The fine however wasn’t due to the espresso’s high price, but because of a rule that requires cafés in Italy to display their prices behind the counter or in a menu.

Because Ditta Artiginale only publishes some of its prices in physical form, listing others in only an online menu accessed via a QR code, police reportedly said the owner failed to comply with Italian law.

Sanapo asked his followers for help in fighting the fine, calling the law “outdated” in a video uploaded to Facebook on Saturday, 

“They fined me because they paid two euros for my espresso. This can’t go through, it can’t happen. Help me!!!” the message accompanying the video reads.

“I’m not one to use social media to complain, but this time they have touched a nerve with something that is too important to me and to the entire hospitality industry and particularly the coffee/café world.”

In a subsequent video published on Monday, Sanapo said he didn’t take issue so much with the fine in itself, which he said he would pay, but with Italy’s fixation on having access to cheap coffee at the expense of good quality.

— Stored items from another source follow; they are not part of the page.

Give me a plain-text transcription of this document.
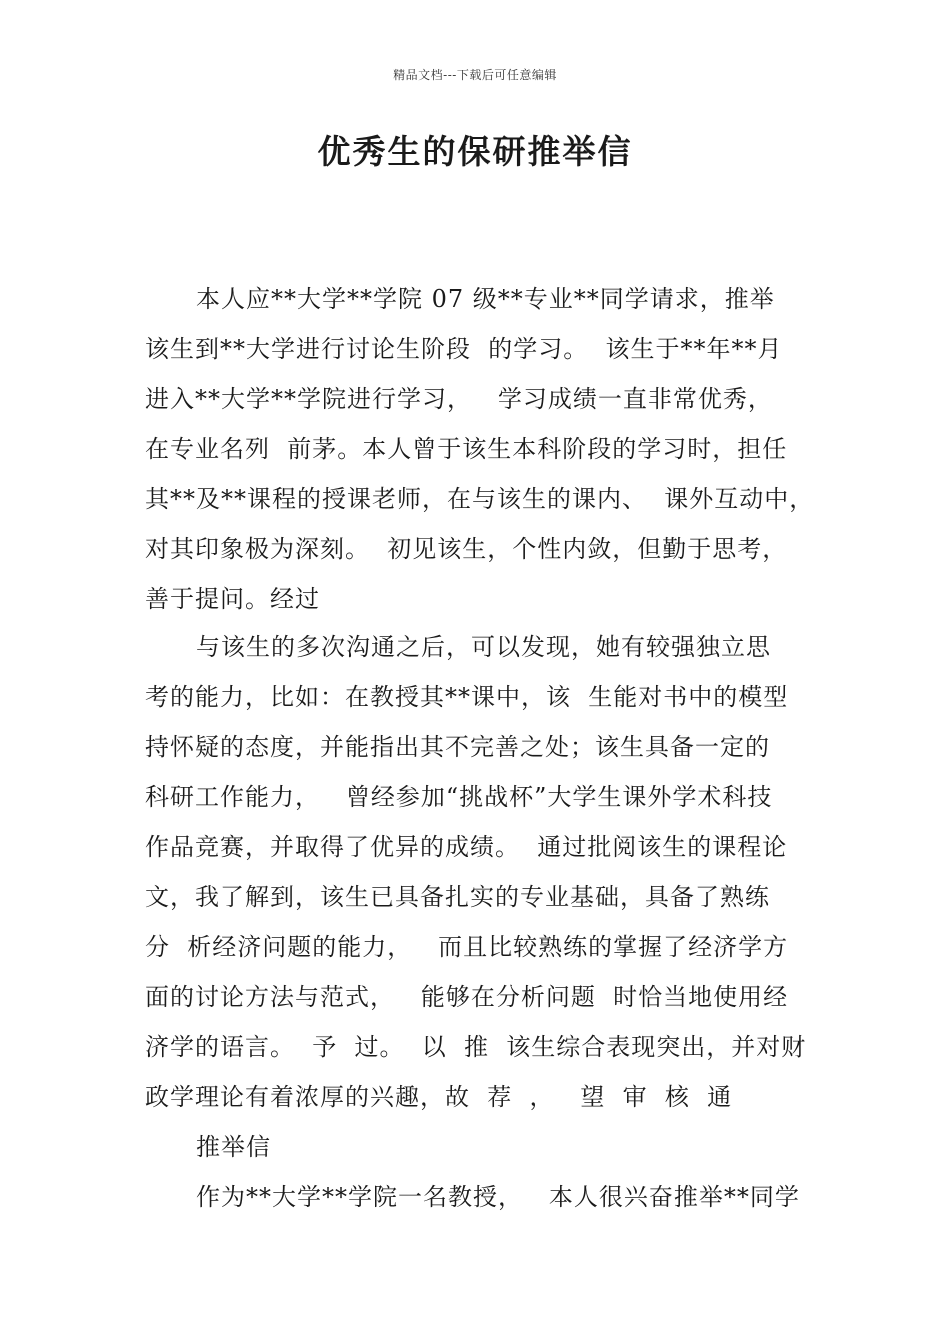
精品文档---下载后可任意编辑
优秀生的保研推举信
本人应**大学**学院 07 级**专业**同学请求，推举
该生到**大学进行讨论生阶段  的学习。  该生于**年**月
进入**大学**学院进行学习，   学习成绩一直非常优秀，
在专业名列  前茅。本人曾于该生本科阶段的学习时，担任
其**及**课程的授课老师，在与该生的课内、  课外互动中，
对其印象极为深刻。  初见该生，个性内敛，但勤于思考，
善于提问。经过
与该生的多次沟通之后，可以发现，她有较强独立思
考的能力，比如：在教授其**课中，该  生能对书中的模型
持怀疑的态度，并能指出其不完善之处；该生具备一定的
科研工作能力，   曾经参加“挑战杯”大学生课外学术科技
作品竞赛，并取得了优异的成绩。  通过批阅该生的课程论
文，我了解到，该生已具备扎实的专业基础，具备了熟练
分  析经济问题的能力，   而且比较熟练的掌握了经济学方
面的讨论方法与范式，   能够在分析问题  时恰当地使用经
济学的语言。  予  过。  以  推  该生综合表现突出，并对财
政学理论有着浓厚的兴趣，故  荐  ，   望  审  核  通
推举信
作为**大学**学院一名教授，   本人很兴奋推举**同学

READ ALSO: Where, when and how to drink coffee like an Italian

“Think about it: with one euro you cannot pay a sustainable wage to those who produce coffee, you can’t pay for the professionalism of those who are trained to a high level in hospitality. With one euro we generate poverty throughout the supply chain, we create illegal jobs or workers who are underpaid even when all goes well. A one euro cup of coffee means using poor quality products,” he told the Repubblica news daily.

Sanapo’s peers in the Italian coffee industry have expressed solidarity with his situation.

“We stand in solidarity with our colleagues at Ditta Artigianale. This is 2022 but in Italy you still can’t talk about quality when it comes to coffee, in this sector quality is not appreciated: this is very serious,” Serena Nobili from Dini Caffe reportedly said.

“To disregard the quality of a product where there is a lot of work behind it is something that I am deeply saddened by. Quality is paid for and it is to everyone’s benefit,” echoed Alessandro Vittorio Sorani, president of the small business association Confartigianato Imprese, according to Firenze Today.